Harry Hafford, Northern Maine Veterans Cemetery board chairman, said LaFrancois has three sons, one who just returned from active duty in Afghanistan, another who recently graduated from the University of North Dakota, and another who is a junior in Presque Isle High School.

U.S. Sen. Susan Collins delivered a moving speech about the sacrifice of American veterans during a May 29, 2017 Memorial Day event at the Northern Maine Veterans Cemetery in Caribou. (File photo)

Gregory Daniels, a U.S. Navy veteran and retired Presque Isle police officer, will be the master of ceremonies. Hafford said Daniels has been on the cemetery committee for about a year and a half and this is his first time overseeing a ceremony at the facility.

The Memorial Day event will also feature speeches from Hafford as well as Phil Bosse, Sharon Campbell, and Monica Hewitt, who respectively represent U.S. Senator Susan Collins, U.S. Senator Angus King, and U.S. Congressman Bruce Poliquin.

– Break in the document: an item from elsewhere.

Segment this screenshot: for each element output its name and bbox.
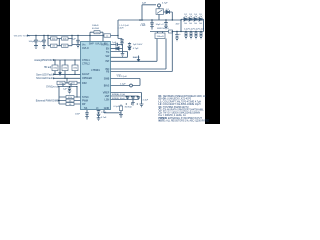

U.S. Sen. Susan Collins delivered a moving speech about the sacrifice of American veterans during a May 29, 2017 Memorial Day event at the Northern Maine Veterans Cemetery in Caribou. (File photo)

Wendell Hudson is slated to perform both the national anthem and “Amazing Grace,” CPO Carl Smith will present Loring Job Corps Student Honor Guards and Pastor John DeFelice will give the invocation and benediction.

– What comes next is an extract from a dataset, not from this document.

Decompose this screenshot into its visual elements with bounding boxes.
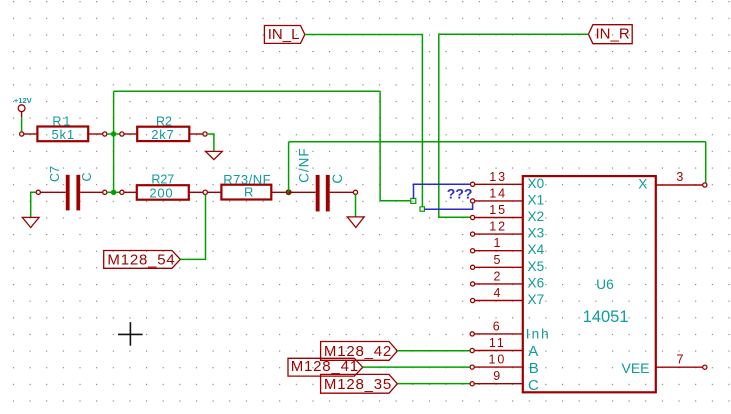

In Hafford’s words, it’s even more important now than it was in past decades to honor the lives of veterans who sacrificed for their country.

“The biggest thing is that these people made the ultimate sacrifice on behalf of our nation and they deserve our respect,” he said. “It’s even more important today than it was fifty years ago, because everyone in the service today is a volunteer. There’s no draft, so the people who stand up for our country now are doing it because they want to.

“It’s really important that we honor them, and all who were killed in action.”